Under his charge, the family business becomes profitable again. Zhiyong's wife Lu Yuhan wins his heart after a series of selfless acts for his cause. Working in tandem with a former scholar, Sun Maocai, who becomes Qiao's advisor, Qiao Zhiyong opens up tea routes from the Wuyi Mountains, the heart of Chinese tea cultivation, to the Russian Empire and becomes a renowned tea merchant.

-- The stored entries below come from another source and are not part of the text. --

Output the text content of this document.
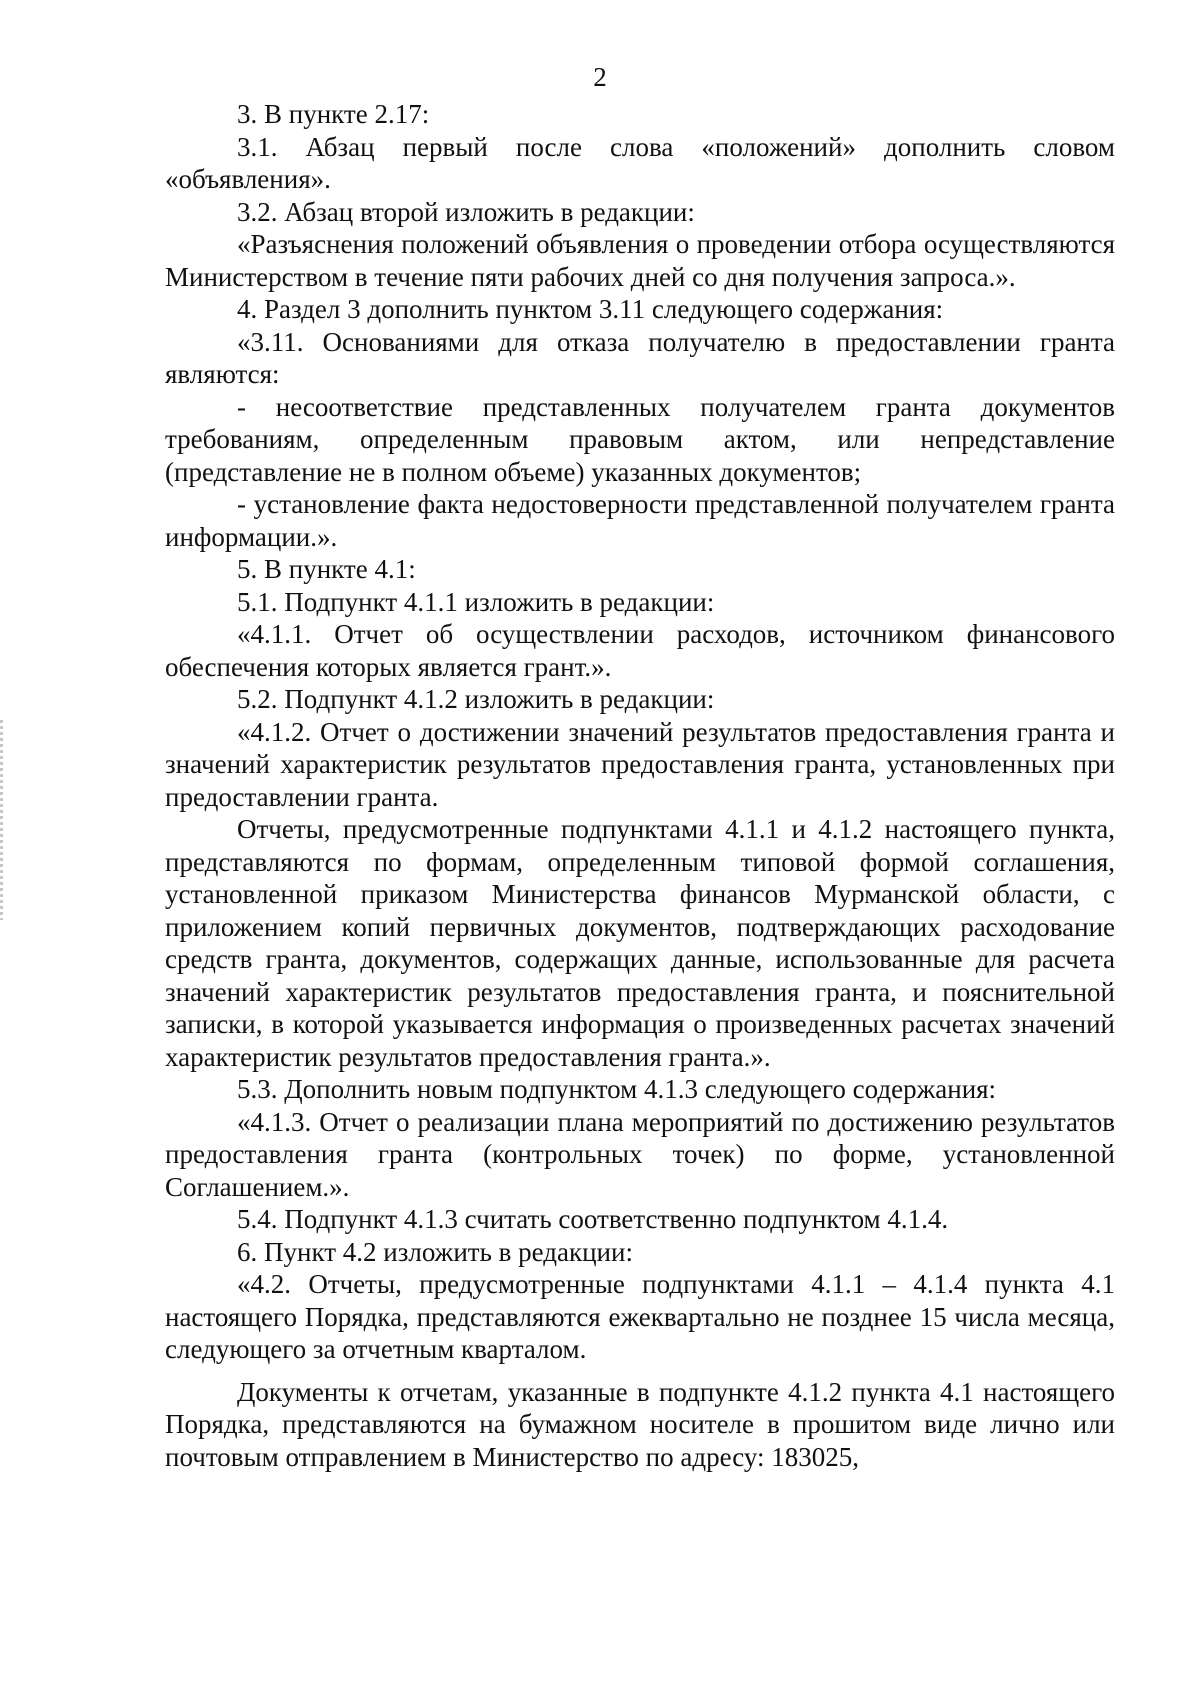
2

3. В пункте 2.17:

3.1. Абзац первый после слова «положений» дополнить словом «объявления».

3.2. Абзац второй изложить в редакции:

«Разъяснения положений объявления о проведении отбора осуществляются Министерством в течение пяти рабочих дней со дня получения запроса.».

4. Раздел 3 дополнить пунктом 3.11 следующего содержания:

«3.11. Основаниями для отказа получателю в предоставлении гранта являются:

- несоответствие представленных получателем гранта документов требованиям, определенным правовым актом, или непредставление (представление не в полном объеме) указанных документов;

- установление факта недостоверности представленной получателем гранта информации.».

5. В пункте 4.1:

5.1. Подпункт 4.1.1 изложить в редакции:

«4.1.1. Отчет об осуществлении расходов, источником финансового обеспечения которых является грант.».

5.2. Подпункт 4.1.2 изложить в редакции:

«4.1.2. Отчет о достижении значений результатов предоставления гранта и значений характеристик результатов предоставления гранта, установленных при предоставлении гранта.

Отчеты, предусмотренные подпунктами 4.1.1 и 4.1.2 настоящего пункта, представляются по формам, определенным типовой формой соглашения, установленной приказом Министерства финансов Мурманской области, с приложением копий первичных документов, подтверждающих расходование средств гранта, документов, содержащих данные, использованные для расчета значений характеристик результатов предоставления гранта, и пояснительной записки, в которой указывается информация о произведенных расчетах значений характеристик результатов предоставления гранта.».

5.3. Дополнить новым подпунктом 4.1.3 следующего содержания:

«4.1.3. Отчет о реализации плана мероприятий по достижению результатов предоставления гранта (контрольных точек) по форме, установленной Соглашением.».

5.4. Подпункт 4.1.3 считать соответственно подпунктом 4.1.4.

6. Пункт 4.2 изложить в редакции:

«4.2. Отчеты, предусмотренные подпунктами 4.1.1 – 4.1.4 пункта 4.1 настоящего Порядка, представляются ежеквартально не позднее 15 числа месяца, следующего за отчетным кварталом.

Документы к отчетам, указанные в подпункте 4.1.2 пункта 4.1 настоящего Порядка, представляются на бумажном носителе в прошитом виде лично или почтовым отправлением в Министерство по адресу: 183025,
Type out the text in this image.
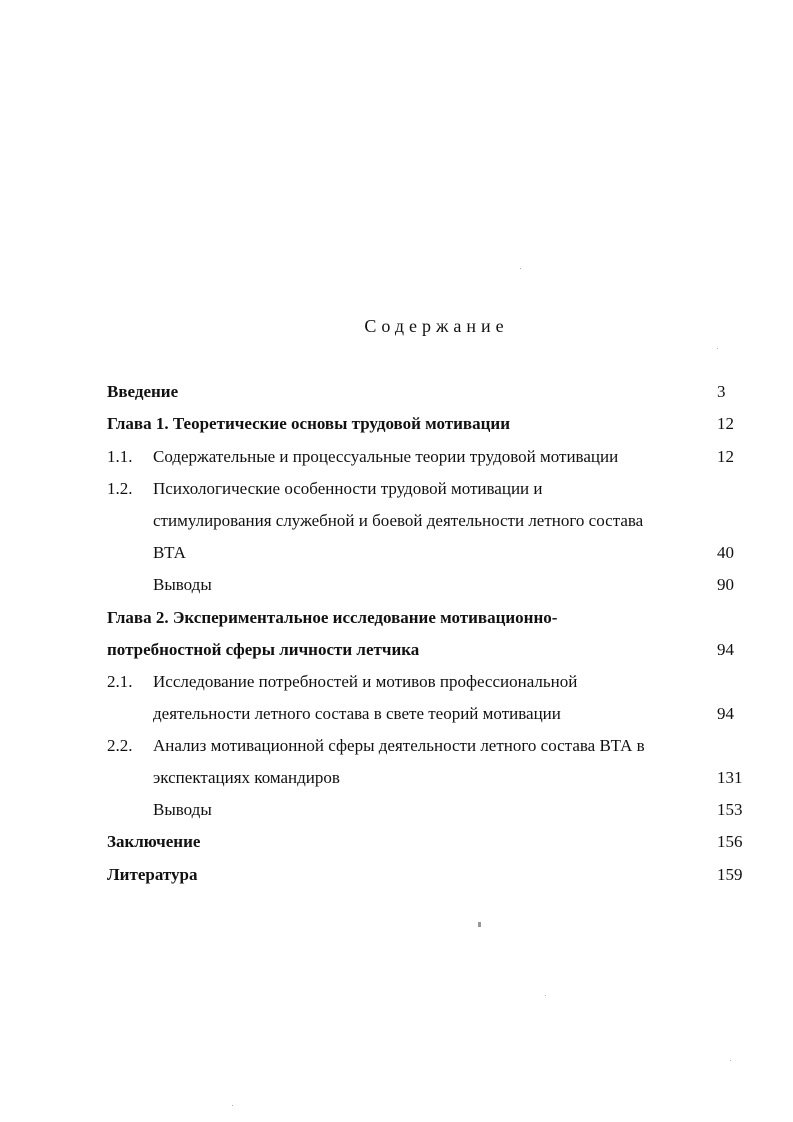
Содержание
Введение	3
Глава 1. Теоретические основы трудовой мотивации	12
1.1. Содержательные и процессуальные теории трудовой мотивации	12
1.2. Психологические особенности трудовой мотивации и
стимулирования служебной и боевой деятельности летного состава
ВТА	40
Выводы	90
Глава 2. Экспериментальное исследование мотивационно-
потребностной сферы личности летчика	94
2.1. Исследование потребностей и мотивов профессиональной
деятельности летного состава в свете теорий мотивации	94
2.2. Анализ мотивационной сферы деятельности летного состава ВТА в
экспектациях командиров	131
Выводы	153
Заключение	156
Литература	159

Success with tea merchandising stirs Qiao's interest in banking. With his father-in-law's help Qiao becomes a famous financier, determined to achieve a dream of facilitating national trade by erecting banking posts (票號, an early form of banking institution) throughout China. His fame however lands him in serious trouble with the Qing imperial court and with Empress Dowager Cixi, who forces him to finance the government's campaign against the Taiping rebels.

The series ends as an elderly Qiao achieves his goal – erecting banking houses throughout China to facilitate trade (汇通天下，货通天下) – but at the expense of spending ten years under ignominious house arrest, and with the country's wealth drained after the First Sino-Japanese War of 1894-95 and the Boxer Protocol of 1901.

==Main cast==
- Chen Jianbin as Qiao Zhiyong (乔致庸)
- Jiang Qinqin as Lu Yuhan (陆玉菡)
- Ma Yili as Jiang Xueying (江雪瑛)
- Ni Dahong as Sun Maocai (孙茂才)
- Lei Kesheng as Lu Dake (陆大可)
- Juanzi as Cao Yuezhi / First Mistress (曹月枝/大太太)
- Wang Huichun as Hu Ruanpu (胡沅浦)
- Ma Weifu as Cui Mingjiu (崔鸣九)

==Historical accuracy==

While the series follow the chronological events of Qiao Zhiyong's life, screenwriter Zhu Xiuhai employ some artistic license in depicting Qiao's "romances". The characters Lu Yuhan, Qiao's wife, and Jiang Xueying, Qiao's cousin, are fictitious. In reality Qiao Zhiyong had six successive wives (each died after succeeding a previous wife), since he lived a long life.